Ottavio volvía más tarde. En la oscuridad, bajo las sábanas, pedía mis servicios sin decir una palabra. Me parecía un pecado acostarme con un hombre tan malo. También desentonaba, debías oírlo cuando cantaba “Carita negra”, la voz sonaba igual que un bote golpeado sobre las piedras. Si no estaba tan borracho como para engañarlo, yo lo hacía de espaldas, no lo miraba. Y a los oídos me volvían las canciones de Tullio, o también recordaba cuando era niña y jugaba en el campo a reconocer las huellas de liebre, a recoger margaritas, a esconderme detrás de un árbol pensando que era otra, la hija de un señor, y que esperaba al novio, que era rico y debía venir a buscarme con dos caballos... Me iba, el cuerpo estaba allí quieto, la cabeza no estaba.
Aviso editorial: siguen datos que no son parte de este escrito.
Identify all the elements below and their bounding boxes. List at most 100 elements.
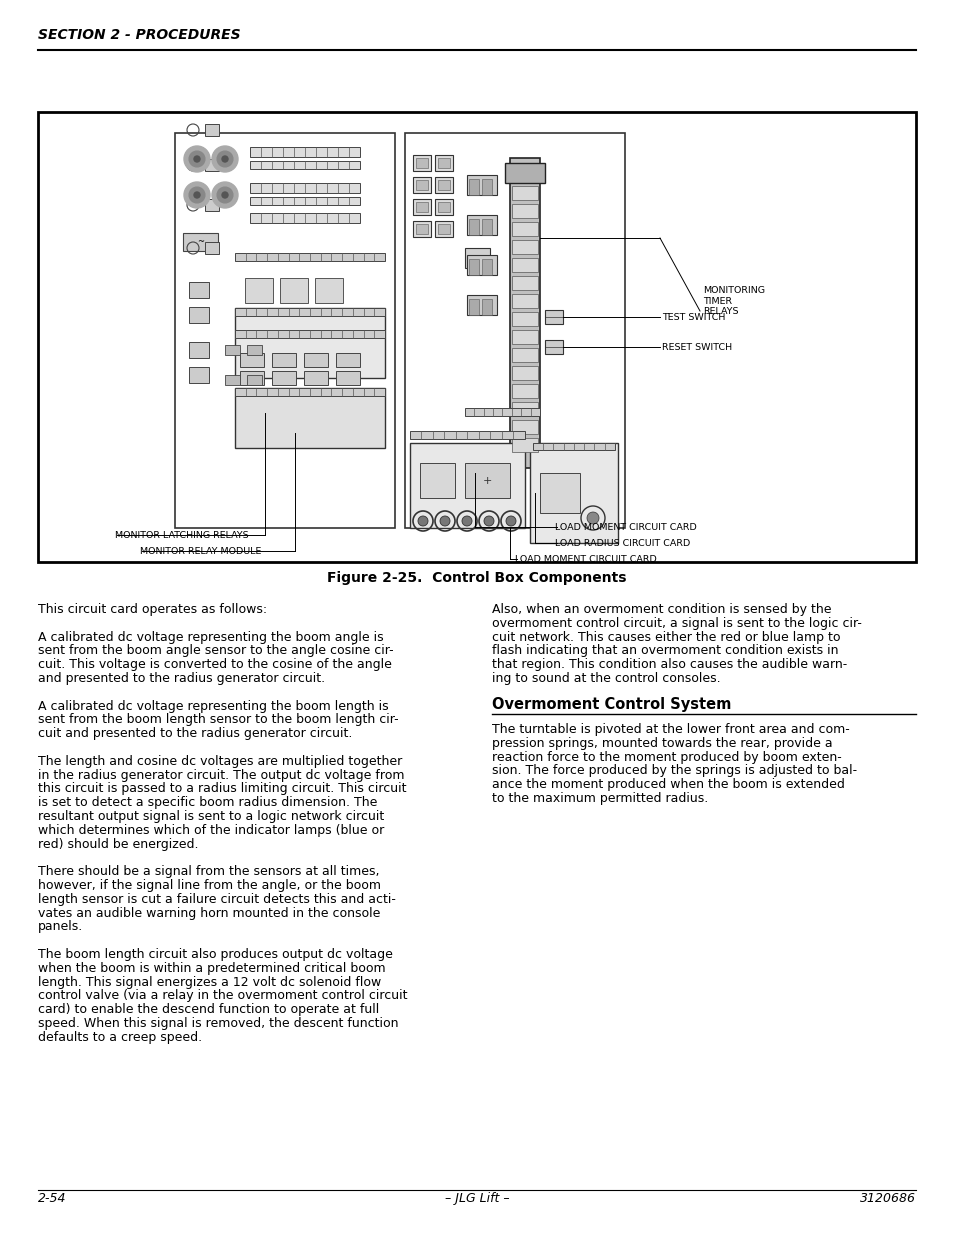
Text: pression springs, mounted towards the rear, provide a: pression springs, mounted towards the re… xyxy=(492,737,832,750)
Bar xyxy=(481,179,492,195)
Text: sent from the boom angle sensor to the angle cosine cir-: sent from the boom angle sensor to the a… xyxy=(38,645,394,657)
Bar xyxy=(416,158,428,168)
Bar xyxy=(481,299,492,315)
Bar xyxy=(205,199,219,211)
Text: 3120686: 3120686 xyxy=(859,1192,915,1205)
Bar xyxy=(530,443,618,543)
Bar xyxy=(416,203,428,212)
Bar xyxy=(205,242,219,254)
Bar xyxy=(335,370,359,385)
Text: ing to sound at the control consoles.: ing to sound at the control consoles. xyxy=(492,672,720,685)
Circle shape xyxy=(189,151,205,167)
Circle shape xyxy=(439,516,450,526)
Bar xyxy=(544,340,562,354)
Text: 2-54: 2-54 xyxy=(38,1192,67,1205)
Bar xyxy=(314,278,343,303)
Bar xyxy=(304,353,328,367)
Circle shape xyxy=(505,516,516,526)
Bar xyxy=(512,186,537,200)
Text: is set to detect a specific boom radius dimension. The: is set to detect a specific boom radius … xyxy=(38,797,377,809)
Text: SECTION 2 - PROCEDURES: SECTION 2 - PROCEDURES xyxy=(38,28,240,42)
Circle shape xyxy=(193,156,200,162)
Text: A calibrated dc voltage representing the boom angle is: A calibrated dc voltage representing the… xyxy=(38,631,383,643)
Bar xyxy=(335,353,359,367)
Text: reaction force to the moment produced by boom exten-: reaction force to the moment produced by… xyxy=(492,751,841,763)
Text: cuit network. This causes either the red or blue lamp to: cuit network. This causes either the red… xyxy=(492,631,840,643)
Text: in the radius generator circuit. The output dc voltage from: in the radius generator circuit. The out… xyxy=(38,768,404,782)
Text: LOAD MOMENT CIRCUIT CARD: LOAD MOMENT CIRCUIT CARD xyxy=(515,555,656,563)
Text: overmoment control circuit, a signal is sent to the logic cir-: overmoment control circuit, a signal is … xyxy=(492,616,861,630)
Bar xyxy=(234,253,385,261)
Bar xyxy=(544,310,562,324)
Bar xyxy=(413,221,431,237)
Bar xyxy=(189,282,209,298)
Bar xyxy=(512,258,537,272)
Text: and presented to the radius generator circuit.: and presented to the radius generator ci… xyxy=(38,672,325,685)
Text: speed. When this signal is removed, the descent function: speed. When this signal is removed, the … xyxy=(38,1016,398,1030)
Text: length sensor is cut a failure circuit detects this and acti-: length sensor is cut a failure circuit d… xyxy=(38,893,395,905)
Circle shape xyxy=(212,146,237,172)
Text: RESET SWITCH: RESET SWITCH xyxy=(661,342,731,352)
Bar xyxy=(410,443,524,529)
Bar xyxy=(512,366,537,380)
Circle shape xyxy=(483,516,494,526)
Bar xyxy=(467,295,497,315)
Circle shape xyxy=(222,156,228,162)
Circle shape xyxy=(193,191,200,198)
Circle shape xyxy=(184,182,210,207)
Text: The length and cosine dc voltages are multiplied together: The length and cosine dc voltages are mu… xyxy=(38,755,402,768)
Bar xyxy=(469,179,478,195)
Bar xyxy=(467,254,497,275)
Text: +: + xyxy=(482,475,491,487)
Bar xyxy=(304,370,328,385)
Text: panels.: panels. xyxy=(38,920,83,934)
Text: that region. This condition also causes the audible warn-: that region. This condition also causes … xyxy=(492,658,846,671)
Circle shape xyxy=(189,186,205,203)
Bar xyxy=(38,112,915,562)
Text: MONITOR LATCHING RELAYS: MONITOR LATCHING RELAYS xyxy=(115,531,249,540)
Bar xyxy=(469,219,478,235)
Bar xyxy=(464,248,490,268)
Bar xyxy=(183,233,218,251)
Text: LOAD MOMENT CIRCUIT CARD: LOAD MOMENT CIRCUIT CARD xyxy=(555,522,696,531)
Text: Overmoment Control System: Overmoment Control System xyxy=(492,697,731,713)
Bar xyxy=(416,180,428,190)
Bar xyxy=(464,408,539,416)
Bar xyxy=(512,204,537,219)
Bar xyxy=(512,330,537,345)
Bar xyxy=(413,156,431,170)
Bar xyxy=(512,168,537,182)
Bar xyxy=(416,224,428,233)
Bar xyxy=(272,353,295,367)
Circle shape xyxy=(417,516,428,526)
Text: sion. The force produced by the springs is adjusted to bal-: sion. The force produced by the springs … xyxy=(492,764,856,777)
Text: cuit and presented to the radius generator circuit.: cuit and presented to the radius generat… xyxy=(38,727,352,740)
Bar xyxy=(189,367,209,383)
Bar xyxy=(189,342,209,358)
Bar xyxy=(205,124,219,136)
Bar xyxy=(533,443,615,450)
Text: This circuit card operates as follows:: This circuit card operates as follows: xyxy=(38,603,267,616)
Circle shape xyxy=(586,513,598,524)
Text: length. This signal energizes a 12 volt dc solenoid flow: length. This signal energizes a 12 volt … xyxy=(38,976,381,988)
Bar xyxy=(481,259,492,275)
Bar xyxy=(410,431,524,438)
Bar xyxy=(467,175,497,195)
Bar xyxy=(250,183,359,193)
Bar xyxy=(512,403,537,416)
Bar xyxy=(437,203,450,212)
Bar xyxy=(504,163,544,183)
Text: Figure 2-25.  Control Box Components: Figure 2-25. Control Box Components xyxy=(327,571,626,585)
Bar xyxy=(512,240,537,254)
Bar xyxy=(435,177,453,193)
Bar xyxy=(512,294,537,308)
Bar xyxy=(189,308,209,324)
Bar xyxy=(250,198,359,205)
Bar xyxy=(437,158,450,168)
Bar xyxy=(272,370,295,385)
Bar xyxy=(512,348,537,362)
Bar xyxy=(225,345,240,354)
Text: LOAD RADIUS CIRCUIT CARD: LOAD RADIUS CIRCUIT CARD xyxy=(555,538,690,547)
Bar xyxy=(234,388,385,448)
Bar xyxy=(280,278,308,303)
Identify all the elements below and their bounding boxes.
Cada noche oía las voces, me asomaba a la ventana a esperar. Tenía el camisón un poco desabrochado. Cuando pasaban bajo la ventana, mostraba el seno, que se vislumbraba, blanco de luna.
Una noche pensé: “Ahora salto de la ventana, tomo a Tullio y lo beso”. No lo hice. Pero, como si hubiese oído el pensamiento, la noche siguiente oí una sola voz, un canto a media voz: Tullio volvió en cuanto salió de la mina. Era febrero, estaba oscuro. El corazón me empezó a latir que me quitaba el aliento. Me asomé. Él estaba al principio de la cuesta, pequeño, solo. Sentí que él también miraba. Casi sin pensar, me desabroché la bata más de lo habitual, hasta que pudiera ver los pechos enteros. Blancos como leche, y los pezones negros.
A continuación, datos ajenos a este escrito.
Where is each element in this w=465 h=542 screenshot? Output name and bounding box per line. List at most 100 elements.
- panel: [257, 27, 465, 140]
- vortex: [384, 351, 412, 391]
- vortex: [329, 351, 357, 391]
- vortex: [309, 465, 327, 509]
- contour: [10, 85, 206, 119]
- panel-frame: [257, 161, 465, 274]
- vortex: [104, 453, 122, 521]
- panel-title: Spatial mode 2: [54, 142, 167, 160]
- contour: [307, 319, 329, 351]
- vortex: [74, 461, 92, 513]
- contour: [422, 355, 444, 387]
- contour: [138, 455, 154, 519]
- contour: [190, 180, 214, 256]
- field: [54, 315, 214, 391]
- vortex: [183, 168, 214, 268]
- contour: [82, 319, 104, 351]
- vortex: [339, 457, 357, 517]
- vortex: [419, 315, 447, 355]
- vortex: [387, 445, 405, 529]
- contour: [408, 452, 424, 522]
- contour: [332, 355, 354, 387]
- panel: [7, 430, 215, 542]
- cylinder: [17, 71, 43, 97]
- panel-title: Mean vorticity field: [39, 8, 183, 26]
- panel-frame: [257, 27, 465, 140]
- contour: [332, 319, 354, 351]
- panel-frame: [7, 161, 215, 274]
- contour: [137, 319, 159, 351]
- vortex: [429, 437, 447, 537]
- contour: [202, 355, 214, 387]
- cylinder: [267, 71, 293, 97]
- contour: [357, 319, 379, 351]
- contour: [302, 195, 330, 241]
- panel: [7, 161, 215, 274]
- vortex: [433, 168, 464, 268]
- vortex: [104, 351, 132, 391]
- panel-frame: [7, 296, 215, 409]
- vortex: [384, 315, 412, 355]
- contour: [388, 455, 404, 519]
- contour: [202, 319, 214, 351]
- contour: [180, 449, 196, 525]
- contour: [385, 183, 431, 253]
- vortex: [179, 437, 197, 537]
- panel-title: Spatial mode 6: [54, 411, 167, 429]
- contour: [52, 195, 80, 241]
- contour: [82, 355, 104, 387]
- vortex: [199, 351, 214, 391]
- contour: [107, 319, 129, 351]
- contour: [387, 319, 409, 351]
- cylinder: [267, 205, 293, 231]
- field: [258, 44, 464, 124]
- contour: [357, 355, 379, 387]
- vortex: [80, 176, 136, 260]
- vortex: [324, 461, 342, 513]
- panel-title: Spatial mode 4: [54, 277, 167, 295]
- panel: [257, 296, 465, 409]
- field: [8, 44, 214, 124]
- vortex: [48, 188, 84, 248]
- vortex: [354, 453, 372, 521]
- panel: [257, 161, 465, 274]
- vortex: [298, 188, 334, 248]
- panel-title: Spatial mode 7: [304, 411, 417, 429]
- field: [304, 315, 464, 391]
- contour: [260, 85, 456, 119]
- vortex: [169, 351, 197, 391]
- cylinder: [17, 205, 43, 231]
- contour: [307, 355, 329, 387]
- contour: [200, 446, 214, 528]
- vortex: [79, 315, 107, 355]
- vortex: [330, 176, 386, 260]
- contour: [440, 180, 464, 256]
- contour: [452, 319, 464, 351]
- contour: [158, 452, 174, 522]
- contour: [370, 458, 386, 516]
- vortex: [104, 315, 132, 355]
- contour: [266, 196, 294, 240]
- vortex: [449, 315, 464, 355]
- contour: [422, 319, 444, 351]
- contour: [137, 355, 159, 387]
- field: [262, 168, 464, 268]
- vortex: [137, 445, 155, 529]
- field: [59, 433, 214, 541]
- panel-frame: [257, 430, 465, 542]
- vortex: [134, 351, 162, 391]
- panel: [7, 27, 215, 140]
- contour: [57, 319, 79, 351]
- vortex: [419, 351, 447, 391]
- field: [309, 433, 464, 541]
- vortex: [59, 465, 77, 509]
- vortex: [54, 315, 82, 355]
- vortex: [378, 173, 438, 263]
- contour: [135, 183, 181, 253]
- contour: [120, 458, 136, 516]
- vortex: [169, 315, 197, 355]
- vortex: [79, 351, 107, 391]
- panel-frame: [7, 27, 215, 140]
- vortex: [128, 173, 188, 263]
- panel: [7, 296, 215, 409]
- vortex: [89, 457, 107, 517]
Llegó bajo la ventana, se detuvo y dijo: “Buenas noches”. Voz dulce de niño. Dije: “¿Cuántos años tienes?”. “Dieciséis.” “¿Ningún amigo esta noche?”, dije por decir algo, por hablar. Podría haber dicho cualquier tontería, ya que él estaba allí abajo, mirándome a los ojos de aquella forma. Y él respondió: “No tenía ganas de pararme en la hostería, hoy. Pensé, si me dice “quiero hacer el amor contigo”, digo sí. Como si me hubiese oído dijo: “¿Me ofreces un vaso de agua?”. “Sí”, respondí. “Sube.” (...)
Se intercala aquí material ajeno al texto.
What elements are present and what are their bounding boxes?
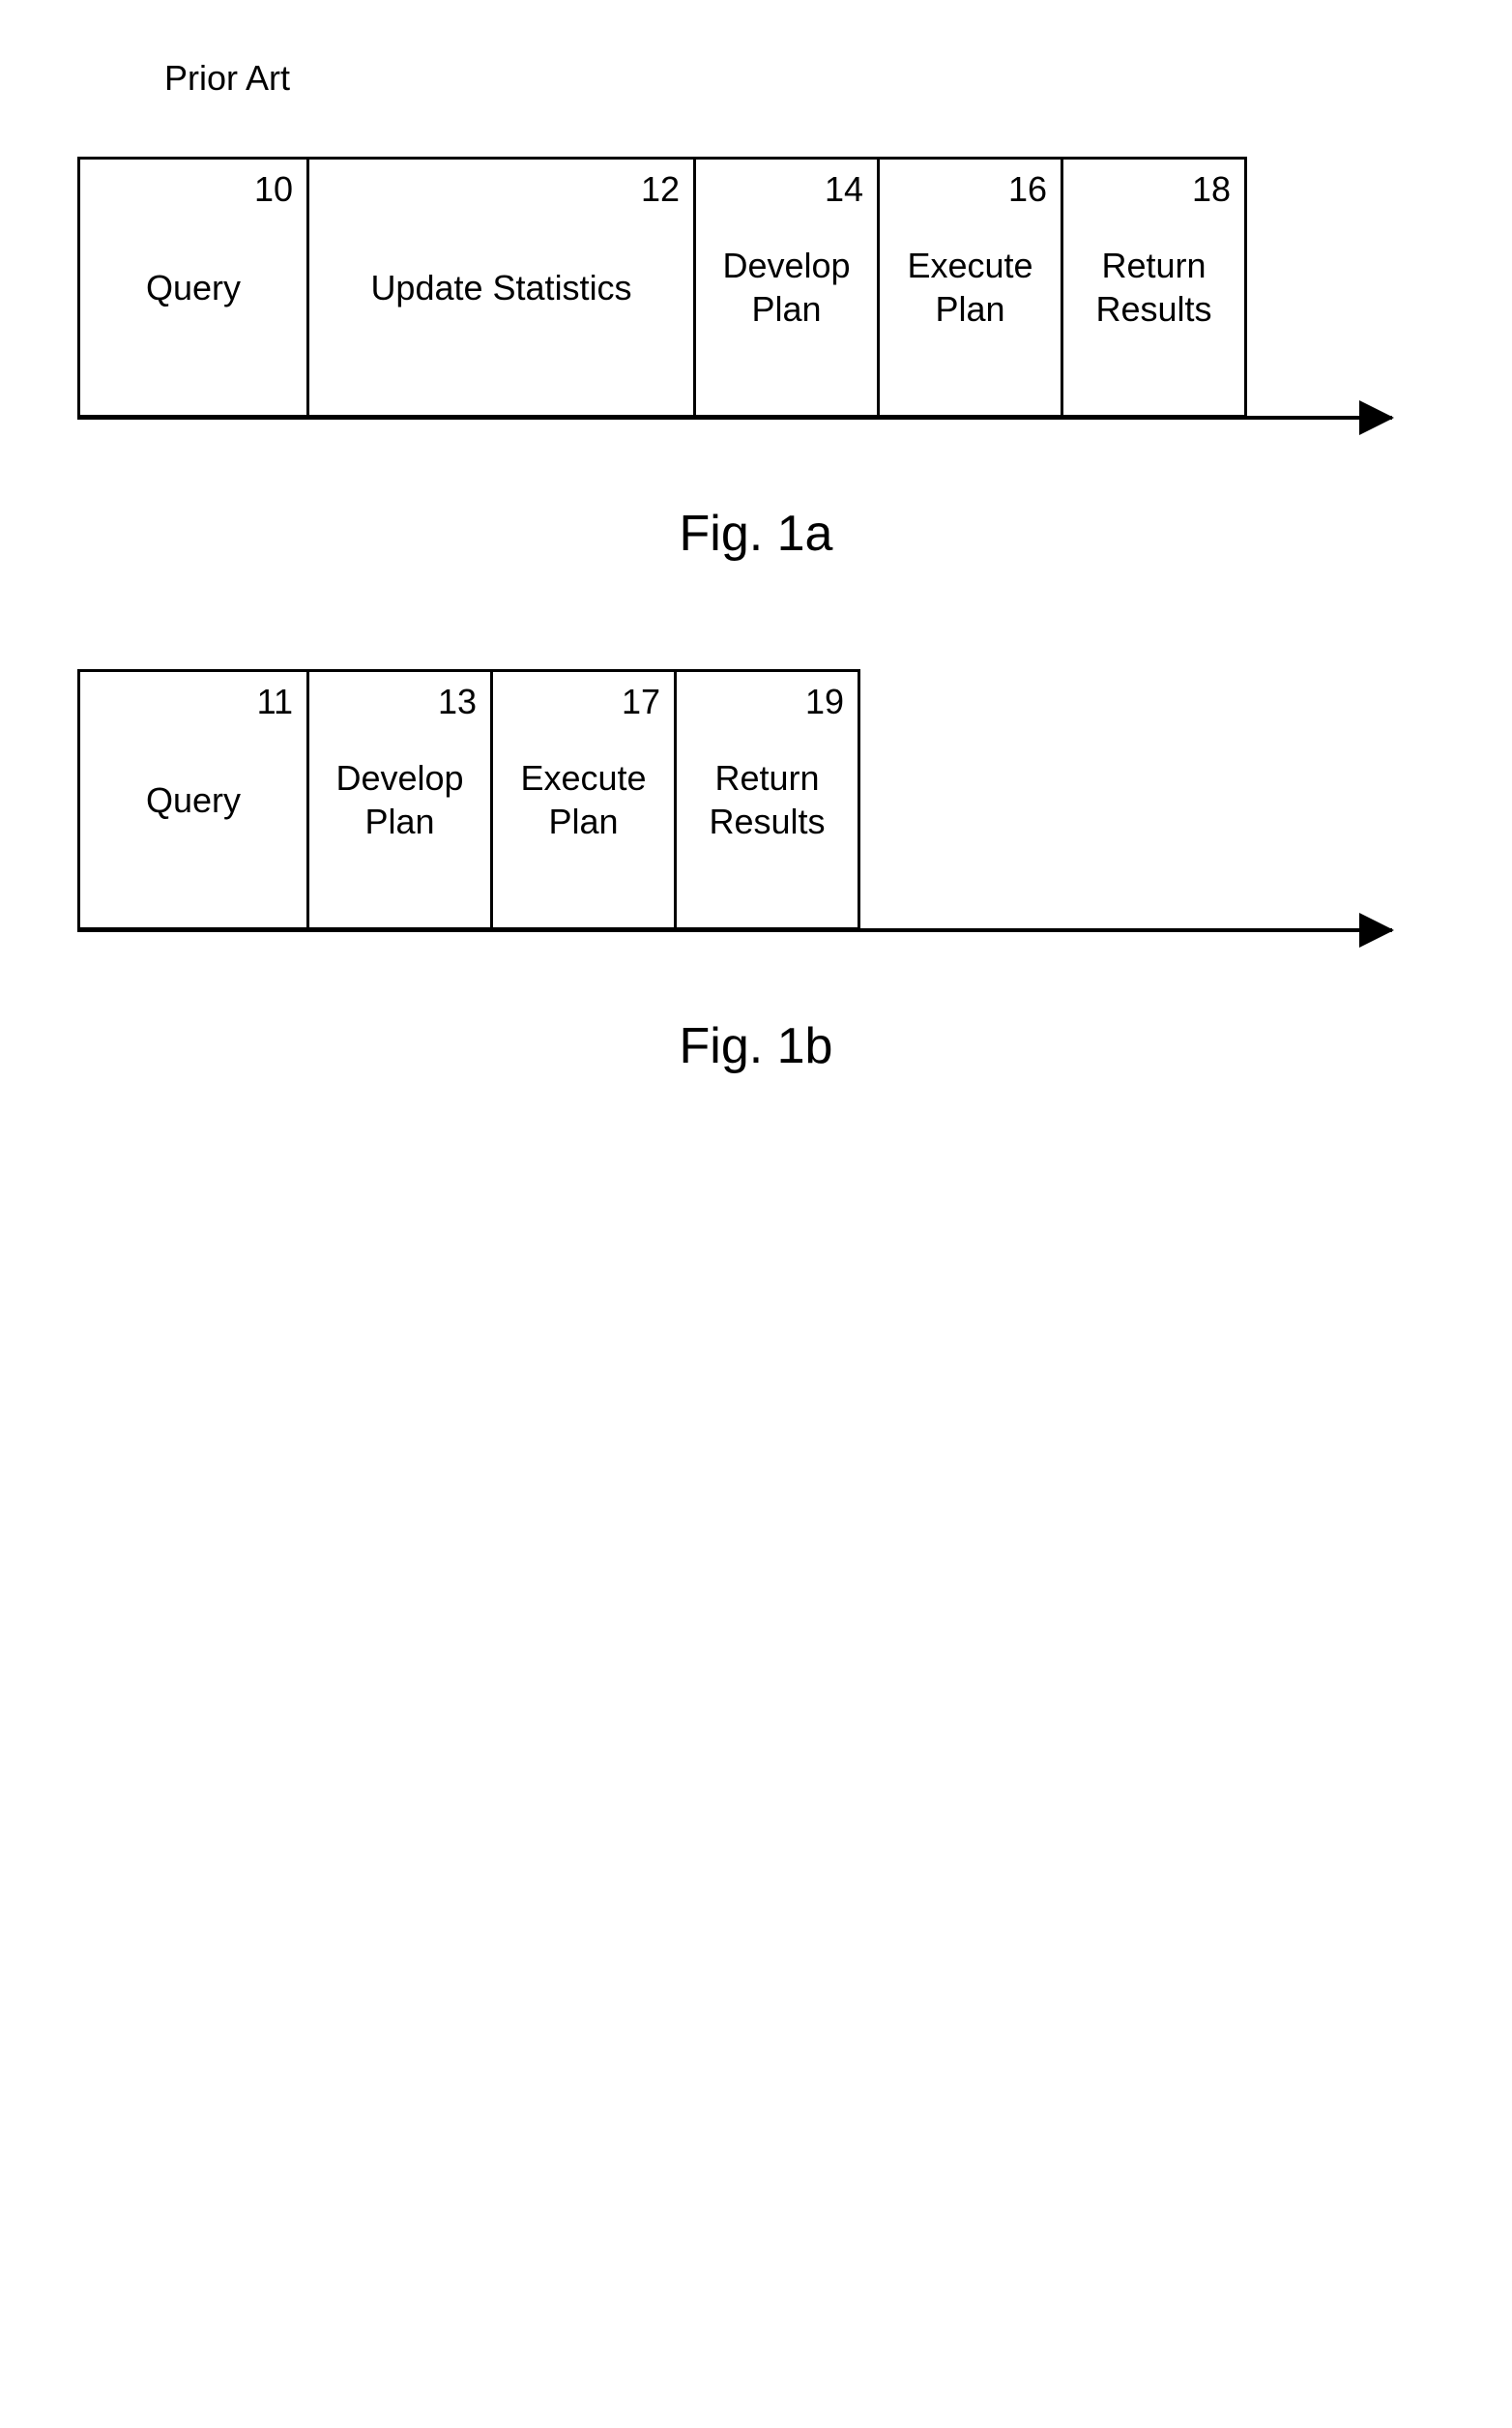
process-box-number: 13 [438,682,477,722]
process-box: Develop Plan 14 [696,157,880,418]
process-box-number: 12 [641,169,680,210]
process-box-label: Execute Plan [520,756,646,843]
process-box-label: Develop Plan [722,244,850,331]
fig-a-caption: Fig. 1a [77,505,1435,563]
process-box-label: Execute Plan [907,244,1032,331]
fig-a-arrowhead [1359,400,1394,435]
process-box-label: Return Results [1095,244,1211,331]
process-box-number: 18 [1192,169,1231,210]
process-box-label: Query [146,778,241,822]
fig-a-row: Query 10 Update Statistics 12 Develop Plan 14… [77,157,1392,418]
process-box: Return Results 19 [677,669,860,930]
figure-1b: Query 11 Develop Plan 13 Execute Plan 17 Retur… [77,669,1435,930]
fig-a-baseline [77,416,1392,420]
fig-b-caption: Fig. 1b [77,1017,1435,1075]
prior-art-label: Prior Art [164,58,1435,99]
process-box-number: 19 [805,682,844,722]
process-box: Update Statistics 12 [309,157,696,418]
process-box: Query 11 [77,669,309,930]
process-box: Develop Plan 13 [309,669,493,930]
process-box-label: Develop Plan [335,756,463,843]
process-box-number: 14 [825,169,863,210]
process-box: Execute Plan 16 [880,157,1063,418]
process-box: Return Results 18 [1063,157,1247,418]
process-box-number: 11 [257,682,293,722]
fig-b-row: Query 11 Develop Plan 13 Execute Plan 17 Retur… [77,669,1392,930]
fig-b-baseline [77,928,1392,932]
process-box-label: Update Statistics [370,266,631,309]
process-box-number: 16 [1008,169,1047,210]
process-box: Query 10 [77,157,309,418]
process-box-label: Return Results [709,756,825,843]
fig-b-arrowhead [1359,913,1394,948]
process-box-label: Query [146,266,241,309]
figure-1a: Query 10 Update Statistics 12 Develop Plan 14… [77,157,1435,418]
process-box-number: 10 [254,169,293,210]
process-box: Execute Plan 17 [493,669,677,930]
process-box-number: 17 [622,682,660,722]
Me besó con los ojos abiertos. Tenía los ojos color verde avellana, con pequeñas motas verdes, dentro, color hierba de mayo.
Desde aquel día, en cuanto salía de la mina, iba corriendo a mi casa; para él yo era vino y hostería, cena y pan, era todo.
Nunca nadie me había considerado antes como él, y jamás nadie me ha considerado así después. Como una joya, como un cachorrito, como una flor.